Roberto Firmino has created three clear-cut chances in the Premier League this season. No Liverpool player has provided more.
Klopp has since described Firmino as a 'complete offensive player' and given his performances in those games it is easy to see why; the 24-year-old excelled both as a No 10 and as a false nine in those matches.
Perhaps the only dilemma for the Liverpool boss is where to play him.
It was in the latter position that he was stationed for the triumphs at Stamford Bridge and the Etihad but with Christian Benteke and the fit-again Daniel Sturridge to consider, it is hard to see him playing there in the long term.

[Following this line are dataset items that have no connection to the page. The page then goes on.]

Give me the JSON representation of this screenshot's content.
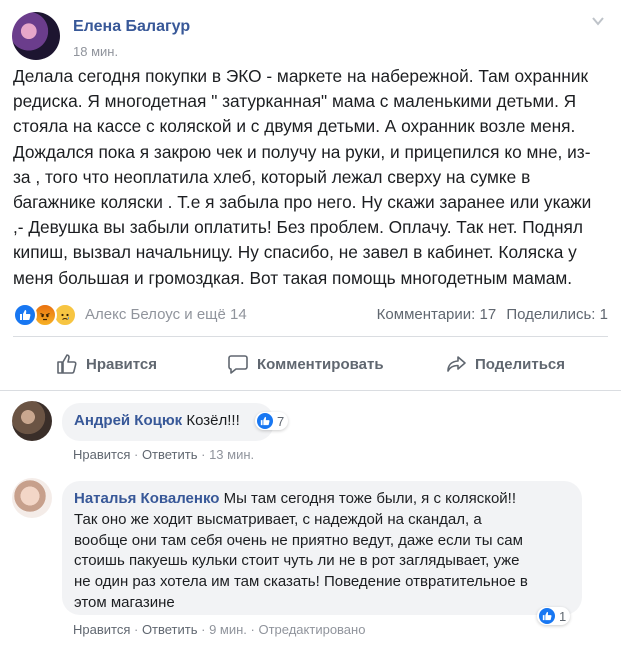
{
  "post": {
    "author": "Елена Балагур",
    "time": "18 мин.",
    "text": "Делала сегодня покупки в ЭКО - маркете на набережной. Там охранник\nредиска. Я многодетная \" затурканная\" мама с маленькими детьми. Я\nстояла на кассе с коляской и с двумя детьми. А охранник возле меня.\nДождался пока я закрою чек и получу на руки, и прицепился ко мне, из-\nза , того что неоплатила хлеб, который лежал сверху на сумке в\nбагажнике коляски . Т.е я забыла про него. Ну скажи заранее или укажи\n,- Девушка вы забыли оплатить! Без проблем. Оплачу. Так нет. Поднял\nкипиш, вызвал начальницу. Ну спасибо, не завел в кабинет. Коляска у\nменя большая и громоздкая. Вот такая помощь многодетным мамам.",
    "reactors": "Алекс Белоус и ещё 14",
    "comments_count": "Комментарии: 17",
    "shares_count": "Поделились: 1",
    "reactions": [
      "like",
      "angry",
      "sad"
    ]
  },
  "actions": {
    "like": "Нравится",
    "comment": "Комментировать",
    "share": "Поделиться"
  },
  "comments": [
    {
      "author": "Андрей Коцюк",
      "text": "Козёл!!!",
      "likes": "7",
      "like_label": "Нравится",
      "reply_label": "Ответить",
      "time": "13 мин.",
      "edited": ""
    },
    {
      "author": "Наталья Коваленко",
      "text": "Мы там сегодня тоже были, я с коляской!!\nТак оно же ходит высматривает, с надеждой на скандал, а\nвообще они там себя очень не приятно ведут, даже если ты сам\nстоишь пакуешь кульки стоит чуть ли не в рот заглядывает, уже\nне один раз хотела им там сказать! Поведение отвратительное в\nэтом магазине",
      "likes": "1",
      "like_label": "Нравится",
      "reply_label": "Ответить",
      "time": "9 мин.",
      "edited": "Отредактировано"
    }
  ],
  "colors": {
    "link": "#385898",
    "meta": "#90949c",
    "bubble": "#f2f3f5",
    "like_blue": "#1877f2"
  }
}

A slightly deeper role is certainly more natural to him, as Klopp's comments after the City match indicate. "Before the game, I told him he's a striker who can sometimes be a midfielder - not the midfielder who is sometimes a striker," the German told NBC.
"We need him as a target and he came very deep. So I said, 'What are we doing here? We can't play the ball in that direction when we have no one to play it to, please stay there'."
Firmino's inclination is to find pockets of space and take up positions from where he can be a threat to the opposition. He did this time and again against City, even if it meant he was deeper than Klopp wanted at times, and his movement is undoubtedly a key component of his game.
In Liverpool's two games since beating City, Firmino has been significantly quieter but even when things aren't going to plan for him on the ball, his intelligence means defenders can never switch off.
For example, in the opening 20 minutes of the Europa League match with Bordeaux at Anfield, the French side's defence simply couldn't get near Liverpool's No 11. It wasn't that he was running rings around them when he got on the ball but rather that he was picking up positions that constantly posed questions of the defence.
Premier League 2015/16 - Liverpool dribbles
Defenders also know that they will not be able to rest on the ball when Firmino is on the pitch. When Klopp first joined, the South American was quickly highlighted as a player who could shine under the former Dortmund boss due to his ability to press and harry defenders high up the pitch.
This was clear against City as he made a total of nine ball recoveries, of which four were in the opposition half, and he matched those stats in the clash with Swansea on Sunday.
It was on the ball, with his passing in particular, that Firmino most let himself down with compared to his dazzling display in Manchester.
Klopp was quick to mention the extremely blustery conditions at Anfield after the game and, of course, all players have off days. But perhaps the players around him also contributed to a number of Firmino's passes going astray.
That is not to blame those players but Benteke and Jordon Ibe, with whom Firmino started against Swansea, unquestionably possess very different skill sets to Philippe Coutinho and Adam Lallana, the pair who flanked him at City.
Firmino has impressed most for Liverpool when surrounded by more intricate players like Coutinho and Lallana - passing and moving, playing one-twos and at pace - rather than with more of a dribbler in Ibe and Benteke, a striker in the target-man mould.
With that in mind, Sturridge's talent when it comes to quick interplay should provide encouragement for both Firmino and Liverpool. The England striker's movement is also sure to provide the Brazil international with opportunities to regularly show off his ability to play a killer pass.
On the evidence so far, getting the best out of Firmino is dependent not on what position he plays but on his supporting cast.
And, with Sturridge back, Klopp suddenly has a multitude of attacking options at his disposal. That Firmino has already shown he has all the necessary attributes to succeed as a No 10 or when leading the line only adds to that.
His impact may not have been as sudden as his transfer but, after a period of adaptation, Firmino now looks ready to flourish at Anfield.